How AscAuto handles 3.1.1 rejections
AscAuto treats 3.1.1 as a code-level rejection with a business dimension. It reads Apple's message, identifies which pattern you hit (external checkout, steering copy, missing restore, reader-app edge case), and produces a diagnosis with the specific screens and strings involved. With GitHub connected it proposes the change as a pull request — e.g. removing the external link and stubbing the StoreKit flow — for you to review and merge. Reviewer replies (for entitlement misunderstandings) are drafted and held for your approval; nothing goes to Apple on its own.
FAQ
Can I link to my website for payments now?
It depends on storefront and entitlement. On the US storefront, apps may include links to external purchase mechanisms following the 2025 court ruling, and the EU has separate alternative-payment terms. Outside an applicable framework, linking out to pay for digital goods is still a 3.1.1 rejection. When in doubt, offer IAP.
Do physical goods need in-app purchase?
No — the opposite. Physical goods and services consumed outside the app (e-commerce, ride hailing, food delivery) must use regular payment methods, not IAP. IAP is required only for digital content and features used within the app.
Users who subscribed on my website — can they log in on iOS?

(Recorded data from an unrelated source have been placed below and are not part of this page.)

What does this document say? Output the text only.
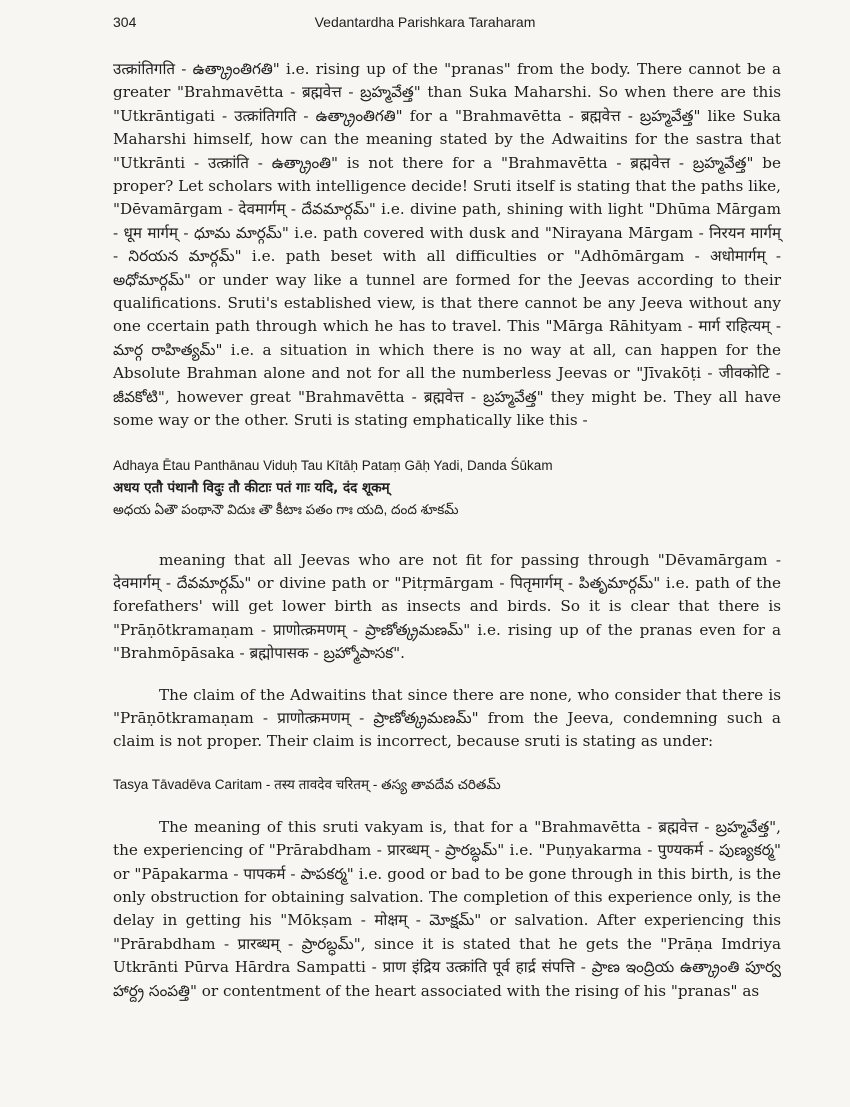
304	Vedantardha Parishkara Taraharam

उत्क्रांतिगति - ఉత్క్రాంతిగతి" i.e. rising up of the "pranas" from the body. There cannot be a greater "Brahmavētta - ब्रह्मवेत्त - బ్రహ్మవేత్త" than Suka Maharshi. So when there are this "Utkrāntigati - उत्क्रांतिगति - ఉత్క్రాంతిగతి" for a "Brahmavētta - ब्रह्मवेत्त - బ్రహ్మవేత్త" like Suka Maharshi himself, how can the meaning stated by the Adwaitins for the sastra that "Utkrānti - उत्क्रांति - ఉత్క్రాంతి" is not there for a "Brahmavētta - ब्रह्मवेत्त - బ్రహ్మవేత్త" be proper? Let scholars with intelligence decide! Sruti itself is stating that the paths like, "Dēvamārgam - देवमार्गम् - దేవమార్గమ్" i.e. divine path, shining with light "Dhūma Mārgam - धूम मार्गम् - ధూమ మార్గమ్" i.e. path covered with dusk and "Nirayana Mārgam - निरयन मार्गम् - నిరయన మార్గమ్" i.e. path beset with all difficulties or "Adhōmārgam - अधोमार्गम् - అధోమార్గమ్" or under way like a tunnel are formed for the Jeevas according to their qualifications. Sruti's established view, is that there cannot be any Jeeva without any one ccertain path through which he has to travel. This "Mārga Rāhityam - मार्ग राहित्यम् - మార్గ రాహిత్యమ్" i.e. a situation in which there is no way at all, can happen for the Absolute Brahman alone and not for all the numberless Jeevas or "Jīvakōṭi - जीवकोटि - జీవకోటి", however great "Brahmavētta - ब्रह्मवेत्त - బ్రహ్మవేత్త" they might be. They all have some way or the other. Sruti is stating emphatically like this -

Adhaya Ētau Panthānau Viduḥ Tau Kītāḥ Pataṃ Gāḥ Yadi, Danda Śūkam
अधय एतौ पंथानौ विदुः तौ कीटाः पतं गाः यदि, दंद शूकम्
అధయ ఏతౌ పంథానౌ విదుః తౌ కీటాః పతం గాః యది, దంద శూకమ్

meaning that all Jeevas who are not fit for passing through "Dēvamārgam - देवमार्गम् - దేవమార్గమ్" or divine path or "Pitṛmārgam - पितृमार्गम् - పితృమార్గమ్" i.e. path of the forefathers' will get lower birth as insects and birds. So it is clear that there is "Prāṇōtkramaṇam - प्राणोत्क्रमणम् - ప్రాణోత్క్రమణమ్" i.e. rising up of the pranas even for a "Brahmōpāsaka - ब्रह्मोपासक - బ్రహ్మోపాసక".

The claim of the Adwaitins that since there are none, who consider that there is "Prāṇōtkramaṇam - प्राणोत्क्रमणम् - ప్రాణోత్క్రమణమ్" from the Jeeva, condemning such a claim is not proper. Their claim is incorrect, because sruti is stating as under:

Tasya Tāvadēva Caritam - तस्य तावदेव चरितम् - తస్య తావదేవ చరితమ్

The meaning of this sruti vakyam is, that for a "Brahmavētta - ब्रह्मवेत्त - బ్రహ్మవేత్త", the experiencing of "Prārabdham - प्रारब्धम् - ప్రారబ్ధమ్" i.e. "Puṇyakarma - पुण्यकर्म - పుణ్యకర్మ" or "Pāpakarma - पापकर्म - పాపకర్మ" i.e. good or bad to be gone through in this birth, is the only obstruction for obtaining salvation. The completion of this experience only, is the delay in getting his "Mōkṣam - मोक्षम् - మోక్షమ్" or salvation. After experiencing this "Prārabdham - प्रारब्धम् - ప్రారబ్ధమ్", since it is stated that he gets the "Prāṇa Imdriya Utkrānti Pūrva Hārdra Sampatti - प्राण इंद्रिय उत्क्रांति पूर्व हार्द्र संपत्ति - ప్రాణ ఇంద్రియ ఉత్క్రాంతి పూర్వ హార్ద్ర సంపత్తి" or contentment of the heart associated with the rising of his "pranas" as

Yes. Honoring an existing entitlement after login is allowed. What gets rejected is directing new users to purchase outside the app without an entitlement that permits it.
Why was I rejected when my app does have IAP?
Common causes: the external route is still present or more prominent, the IAP products were not submitted with the build, the purchase flow fails in sandbox, or there is no Restore Purchases option. The reviewer must be able to complete the whole flow through Apple's system.